The Trophy was initiated by businessman and sporting enthusiast Sir Thomas Lipton, who wished to see a competition between the leading football clubs of Europe. The football associations of Italy, Germany and Switzerland duly complied. The often told story was that the Football Association of England refused to nominate a club and Woolwich Arsenal F.C., addressing it to W.A. A.F.C. was approached. The unspecific address caused the letter to be sent to the wrong team, West Auckland A.F.C, and thus the eclectic group of coal miners pawned their belongings and duly made the journey to Turin. However recent research shows this to be incorrect. Many of the players paid out of their own pocket and lost a week's wages to do so.

They beat Stuttgarter Sportfreunde in the semi-finals 2–0; in the final, on 12 April 1909, West Auckland faced Swiss side FC Winterthur and beat them 2–0 as well to take the trophy.

Two years later, West Auckland returned, and after beating FC Zürich 2–0, won 6–1 in the final over future Italian giants Juventus.

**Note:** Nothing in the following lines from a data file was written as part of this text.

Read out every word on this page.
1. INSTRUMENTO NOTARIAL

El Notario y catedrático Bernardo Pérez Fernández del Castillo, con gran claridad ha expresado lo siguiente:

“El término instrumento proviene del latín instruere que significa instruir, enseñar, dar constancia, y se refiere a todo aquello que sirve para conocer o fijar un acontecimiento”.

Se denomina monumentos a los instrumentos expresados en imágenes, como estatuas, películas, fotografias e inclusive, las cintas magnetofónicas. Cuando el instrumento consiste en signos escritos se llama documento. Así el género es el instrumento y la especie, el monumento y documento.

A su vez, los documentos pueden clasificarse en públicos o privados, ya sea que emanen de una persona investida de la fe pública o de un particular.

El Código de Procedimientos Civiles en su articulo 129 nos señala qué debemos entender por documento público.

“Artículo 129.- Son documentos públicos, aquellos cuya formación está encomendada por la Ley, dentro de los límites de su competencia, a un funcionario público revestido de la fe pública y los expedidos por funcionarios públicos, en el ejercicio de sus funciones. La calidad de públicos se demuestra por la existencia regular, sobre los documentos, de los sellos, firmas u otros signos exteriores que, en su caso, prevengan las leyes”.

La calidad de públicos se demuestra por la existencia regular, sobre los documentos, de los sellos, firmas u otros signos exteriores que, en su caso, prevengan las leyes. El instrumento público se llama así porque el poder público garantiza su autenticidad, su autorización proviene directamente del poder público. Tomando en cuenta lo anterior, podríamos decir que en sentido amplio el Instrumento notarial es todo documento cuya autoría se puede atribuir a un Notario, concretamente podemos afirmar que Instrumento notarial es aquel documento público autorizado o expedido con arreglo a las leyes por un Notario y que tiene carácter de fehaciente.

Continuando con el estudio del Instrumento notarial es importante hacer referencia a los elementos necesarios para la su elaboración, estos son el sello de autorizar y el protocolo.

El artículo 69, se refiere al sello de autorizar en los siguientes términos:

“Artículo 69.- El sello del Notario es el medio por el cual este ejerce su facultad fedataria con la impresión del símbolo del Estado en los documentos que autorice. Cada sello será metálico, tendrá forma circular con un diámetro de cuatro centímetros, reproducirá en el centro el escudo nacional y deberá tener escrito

This story was made into a TV film in 1982 called The World Cup: A Captain's Tale.

=== The Lost Trophy ===
The club was forced to pawn the trophy to the landlady of the local hotel on their return because of financial problems. It remained with her family until 1960 when a village appeal raised money to return the cup to the club. The cup was then stolen in 1994 and despite the efforts of the police and a £2,000 reward it was never found. An exact replica of the cup now stands in a more secure cabinet in the West Auckland Working Men's Club.

==Notable people==
- Wally Akers b.1917, forward for Bournemouth & Boscombe Athletic and Gillingham
- Tom Alderson b.1909, forward for Darlington and other clubs
- Ken Hardwick b.1924, goalkeeper for Doncaster Rovers and Scunthorpe United
- Billy Woodward b.1907, forward for Tranmere Rovers
- Dave Thomas b. 1950, winger for a number of top flight English clubs and the England national football team

West Auckland was the home of the infamous serial killer Mary Ann Cotton.

It is also where one will find The Manor House Hotel, reputed to have been one of King Henry VIII's hunting lodges and former family home to the Eden family. William Eden, 1st Baron Auckland took the village for his title in 1789, as did his son, George, who was created Earl of Auckland in 1839. It is thought that the trees to be found outside the hotel were planted to commemorate a visit by the King. Originally seven in number, two were felled to make way for road developments.

==Eponyms==
Several notable locations have been named for West Auckland via the nobility whose titles were derived from it.

Places:
- Auckland, the largest city in New Zealand and briefly its capital. Named for George Eden, 1st Earl of Auckland.
- Auckland County, New South Wales, Australia. Also named for George Eden.
- The sub-Antarctic Auckland Islands archipelago, including Auckland Island, its main island. Named for William Eden, 1st Baron Auckland.
- Auckland Park, a suburb of Johannesburg, South Africa. Named for the city of Auckland, New Zealand.